Intrepid traveller Cecilie Bech Christensen shares her experiences in this unusual destination…
In spite of its relatively small size and humble economy, Cuba is one of the most instantly recognisable countries in the world. Say the word ‘Cuba’ and you can almost smell the cigar smoke, taste the Mojitos, feel the salsa rhythms and see the Che Guevara paintings. It goes without saying that Cuba is not a typical Caribbean island, and certainly my Cuban holiday was nothing like any other sun holiday I’ve ever been on.
In the early 1990s, Cuba faced a huge economic crisis after the collapse of the Soviet Union in 1989. Cuba had been heavily reliant on trade with the Soviet Bloc and with its fall the country lost close to 75 per cent of its international trade. Living conditions worsened and desperation drove Cuba’s legendary socialist leader, Fidel Castro, to open the borders for tourism after three decades of isolation from the global marketplace. Since then, international tourism to Cuba has multiplied fifteen-fold and has rescued a national economy on the brink of implosion.
Due to its long isolation, being in Cuba feels like having entered a time bubble – where the glamour of 1950s America meets the Soviet austerity of the 1970s. Nowhere is this better illustrated than on the streets of Havana, where Buicks and Ladas drive side by side.
Havana was my first meeting with Cuba and is an absolute must for any holiday-goer. The capital is one big chaotic jumble, with a mix of rubble, anachronistic revolution propaganda and magnificent Spanish colonial architecture, just a few eye-catching amenities to be seen. These are complimented by lively natives and horse-drawn carriages. Havana is a city in decay, but in somewhat beautiful decay, with irresistible music coming out of even the most miserable looking homes. These contrasts characterise not only Havana as a city, but Cuba as a country. I found myself being both spellbound and shocked – in Cuba the lines between beauty and ugliness, legal and illegal, equality and inequality and communism and consumerism can seem very blurry.Cubans live under severe restrictions from the communist system, yet they sparkle with vitality and passion. Although the government attempts to limit the contact between Cubans and foreigners, it is not difficult to get in contact with the locals. My friends and I found that it was better to avoid the hotels that are all state-owned and stay in casas particulares, which are the Cuban version of B&Bs. In this way you get to live with a Cuban family, eat homemade traditional Cuban food and get better value for your money.
In Viñales, a small village in the western province Pinar del Rio, our casa particulares owners greeted us from their cosy rocking-chairs – found on every terrace in the town. Viñales was one of my highlights of the trip; it felt like a breezy, green oasis after the intense heat and messy streets of Havana. The scenery is stunning, the people are hearty and welcoming, life is relaxed and the climate is more tolerable than in the big cities. Horseback riding, a visit to a local tobacco farmer, and watching divinely beautiful sunsets from Hotel La Ermita are just some of the things Viñales has to offer.

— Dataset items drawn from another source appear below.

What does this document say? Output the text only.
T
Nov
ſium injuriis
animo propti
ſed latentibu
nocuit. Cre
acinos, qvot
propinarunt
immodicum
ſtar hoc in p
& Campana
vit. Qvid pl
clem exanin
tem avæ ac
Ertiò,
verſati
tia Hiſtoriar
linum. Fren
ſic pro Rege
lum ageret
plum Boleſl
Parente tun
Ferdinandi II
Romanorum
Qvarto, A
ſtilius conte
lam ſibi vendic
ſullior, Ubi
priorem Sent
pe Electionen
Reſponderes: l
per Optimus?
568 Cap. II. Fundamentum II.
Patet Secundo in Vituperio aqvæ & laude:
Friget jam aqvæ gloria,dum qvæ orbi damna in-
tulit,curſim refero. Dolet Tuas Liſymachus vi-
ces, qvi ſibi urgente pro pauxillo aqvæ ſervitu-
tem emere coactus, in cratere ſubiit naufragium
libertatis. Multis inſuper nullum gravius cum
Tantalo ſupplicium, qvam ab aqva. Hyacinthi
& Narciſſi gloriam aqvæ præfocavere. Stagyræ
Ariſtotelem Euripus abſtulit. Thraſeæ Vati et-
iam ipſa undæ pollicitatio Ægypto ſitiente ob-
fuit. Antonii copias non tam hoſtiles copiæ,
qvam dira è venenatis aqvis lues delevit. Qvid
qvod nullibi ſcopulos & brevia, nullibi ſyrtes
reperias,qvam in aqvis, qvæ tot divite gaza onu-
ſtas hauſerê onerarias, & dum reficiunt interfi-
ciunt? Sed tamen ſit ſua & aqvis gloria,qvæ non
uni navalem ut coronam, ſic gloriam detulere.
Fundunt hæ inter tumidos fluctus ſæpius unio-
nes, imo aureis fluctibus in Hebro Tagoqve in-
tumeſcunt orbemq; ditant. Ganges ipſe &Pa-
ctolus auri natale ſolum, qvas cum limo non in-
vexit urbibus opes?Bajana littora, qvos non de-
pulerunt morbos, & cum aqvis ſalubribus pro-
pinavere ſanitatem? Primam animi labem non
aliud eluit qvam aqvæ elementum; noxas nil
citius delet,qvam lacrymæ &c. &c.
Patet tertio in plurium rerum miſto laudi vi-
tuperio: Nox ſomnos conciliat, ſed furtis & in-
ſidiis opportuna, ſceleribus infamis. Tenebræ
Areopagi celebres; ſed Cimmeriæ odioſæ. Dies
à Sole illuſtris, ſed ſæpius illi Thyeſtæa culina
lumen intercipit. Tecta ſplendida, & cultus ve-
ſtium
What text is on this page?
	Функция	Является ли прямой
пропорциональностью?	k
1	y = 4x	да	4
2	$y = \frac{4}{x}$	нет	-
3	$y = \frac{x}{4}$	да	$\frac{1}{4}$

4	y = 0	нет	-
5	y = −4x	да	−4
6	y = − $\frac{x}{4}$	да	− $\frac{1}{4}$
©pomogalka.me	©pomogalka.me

On the other side of Havana, on the southeast coast, lies another Cuban treasure, which has been on the list of UNESCO’s World Heritage Sites since 1988. Trinidad is known for its labyrinthine cobblestone streets, its pastel coloured houses and its ambience. There are excellent bars and outdoor nightclubs with live music, and every night the main square, Plaza Mayor, turns into one big dance floor that is like flypaper for tourists. My friends and I got a tip from one of the locals that if we wanted to experience the real Trinidad we should go to Parque Central. Known only to the natives, this night time treat is where you can really see the town’s inhabitants let loose, and with few other tourists in sight.
There are many interesting and beautiful spots around Cuba that are easier to get to, but I’m glad that we didn’t miss out on Baracoa. Although situated in the very east, almost 1,000 kilometres from Havana, this small seaside town, which was once Cuba’s capital, is well worth the trek. Whether you prefer beaches, mountains, waterfalls, jungles or lakes, Baracoa has it all – including some rather colourful inhabitants. Interesting characters with strange stories and a love for cheating the system populate this secluded spot. Here the black market in coffee and chocolate flourishes, and we were often stopped by suspicious looking strangers who mumbled something we couldn’t quite hear. We soon realised that they were just trying to sell us chocolate bars.
Cuba is one glorious anachronism and this is a large part of its charm. During its tumultuous past, it has gone through huge changes and, with the two Castro brothers now in their eighties, speculation is rife as to what will happen next. Many of the Cubans we talked to are hoping for change, but nobody knows what the future will bring. For those who want to experience this unique time bubble as it is now, time may be running out.